Doron told me he believed he was “smart” in the sense that he processed information quickly. He did think that was genetic. He also thought it didn’t matter. In fact, he seemed to be going out of his way to avoid using that intelligence. Since he’d started college, he had abandoned math and science, the subjects he excelled at. He was intending to major in comparative religion. He was also passionate about music—fluent on piano, guitar, and sitar—but apprehensive about playing in public. The only career he could imagine for himself was teaching at his old high school, Phillips Exeter—“where brilliant kids have brilliant thoughts.” Maybe this was just the loneliness of freshman year speaking. Still, his hope of a return to Exeter seemed poignant. He wanted to go back in the place where he had been safest and happiest.
Doron didn’t exactly resent his sperm bank birth. One of the first things he said to me, in fact, was that the reason he did interviews was that he wanted to show people that sperm bank kids were just like everyone else. Still, he was remarkably uncurious about his donor. He said the BBC had approached him a couple of years earlier and told him it had figured out the identity of Donor Red #28, his father. They asked Doron if he wanted to meet him. Doron said he told them that he would meet him but didn’t really care. How little did this matter to him? Doron claimed, and I believe him, that he had forgo
tten Red 28’s name after the BBC had told him. “I think it was John, and he was a computer scientist of some sort.
“Genes have never been important to me. Family is the people you love. I feel a lot closer to people who are not my blood than to those who are. Those blood ties have never been enough to hold me ever. [The donor] is not part of my life. He has no place in my life whatsoever. He is no more than a stranger.”

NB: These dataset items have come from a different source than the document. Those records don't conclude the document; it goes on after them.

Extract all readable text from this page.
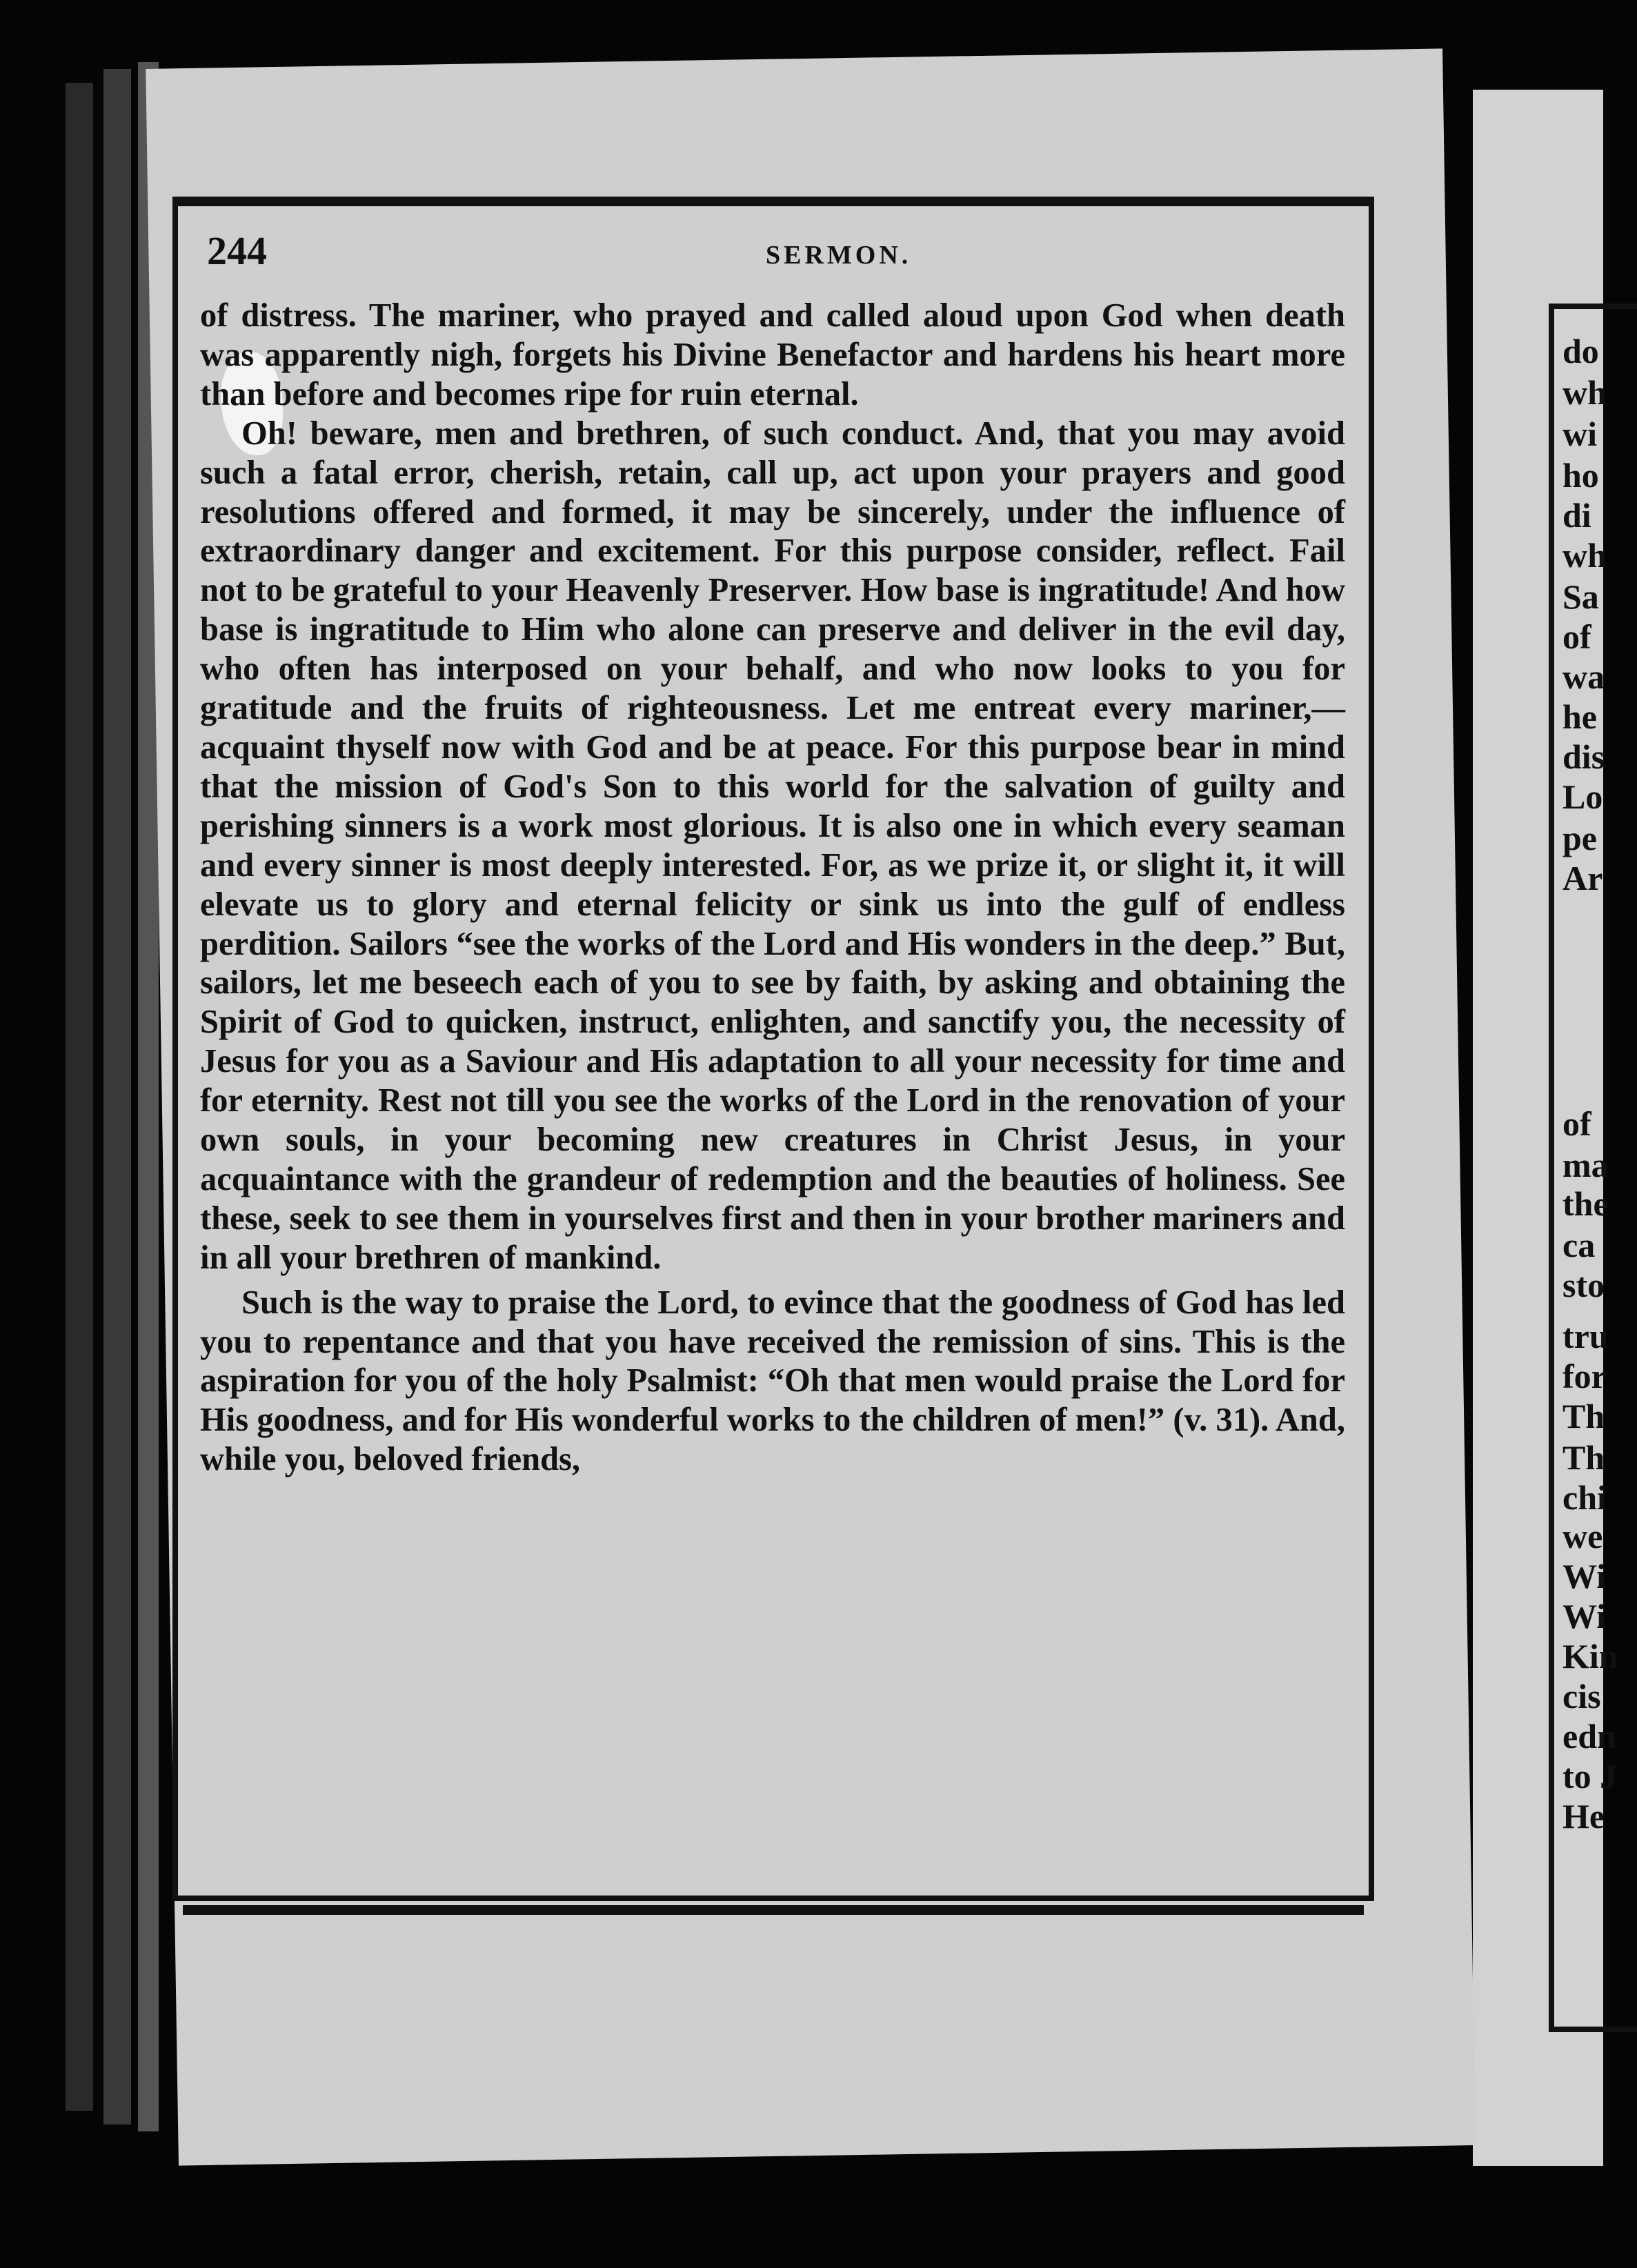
do
wh
wi
ho
di
wh
Sa
of
wa
he
dis
Lo
pe
Ar
of
ma
the
ca
sto
tru
for
Th
Th
chi
we
Wi
Wi
Kin
cis
edn
to J
He
244	SERMON.

of distress. The mariner, who prayed and called aloud upon God when death was apparently nigh, forgets his Divine Benefactor and hardens his heart more than before and becomes ripe for ruin eternal.

Oh! beware, men and brethren, of such conduct. And, that you may avoid such a fatal error, cherish, retain, call up, act upon your prayers and good resolutions offered and formed, it may be sincerely, under the influence of extraordinary danger and excitement. For this purpose consider, reflect. Fail not to be grateful to your Heavenly Preserver. How base is ingratitude! And how base is ingratitude to Him who alone can preserve and deliver in the evil day, who often has interposed on your behalf, and who now looks to you for gratitude and the fruits of righteousness. Let me entreat every mariner,—acquaint thyself now with God and be at peace. For this purpose bear in mind that the mission of God's Son to this world for the salvation of guilty and perishing sinners is a work most glorious. It is also one in which every seaman and every sinner is most deeply interested. For, as we prize it, or slight it, it will elevate us to glory and eternal felicity or sink us into the gulf of endless perdition. Sailors “see the works of the Lord and His wonders in the deep.” But, sailors, let me beseech each of you to see by faith, by asking and obtaining the Spirit of God to quicken, instruct, enlighten, and sanctify you, the necessity of Jesus for you as a Saviour and His adaptation to all your necessity for time and for eternity. Rest not till you see the works of the Lord in the renovation of your own souls, in your becoming new creatures in Christ Jesus, in your acquaintance with the grandeur of redemption and the beauties of holiness. See these, seek to see them in yourselves first and then in your brother mariners and in all your brethren of mankind.

Such is the way to praise the Lord, to evince that the goodness of God has led you to repentance and that you have received the remission of sins. This is the aspiration for you of the holy Psalmist: “Oh that men would praise the Lord for His goodness, and for His wonderful works to the children of men!” (v. 31). And, while you, beloved friends,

It is hard to imagine what Robert Graham would have made of his favorite offspring, now that he was all grown up. Graham prized science and scorned emotion. He hoped his sperm bank kids would build computers and synthesize medicines. Doron, once the math whiz, had disavowed hard science for the softest of studies, human spirituality. Graham had dismissed his own youthful musical career as a “waste”; Doron lived through his music. Graham sought athletic, macho donors. Doron despised sports and couldn’t stand manly men. Graham hoped his sperm bank kids would lead the world. Doron’s ambition was to teach high school. Doron was everything that Graham dreamed of—hyperarticulate, smart, brutally honest—yet he rejected all that Graham preached about genetics and intelligence. The power of Doron’s brain vindicated Graham. The feeling in Doron’s heart rejected him.
EPILOGUE
SEPTEMBER 2004
When Tom returned home from visiting Jeremy in Florida, he expected that he and his new dad would stay close. Tom was gratified when Jeremy immediately kept one promise he had made to Tom in Miami: Jeremy tracked down the forms that Lana needed for her green card application and FedExed them to Kansas City. Jeremy also called Lana on her birthday in November and sent Tom $100 for Christmas. But in other ways, in the ways that mattered to Tom, he and Jeremy drifted apart. They didn’t talk much, a phone call or two per month. When they did, the conversations were comfortable but shallow. Jeremy reneged his his promise to visit Kansas City in the fall. He said he would come around New Year’s, but that didn’t happen, either. Instead, Jeremy pushed the visit back a few more months. Maybe he’d come in May, he said. By late January, Jeremy had stopped calling Tom. He was still friendly when Tom called him, but Tom got the message: Jeremy’s interest was sagging.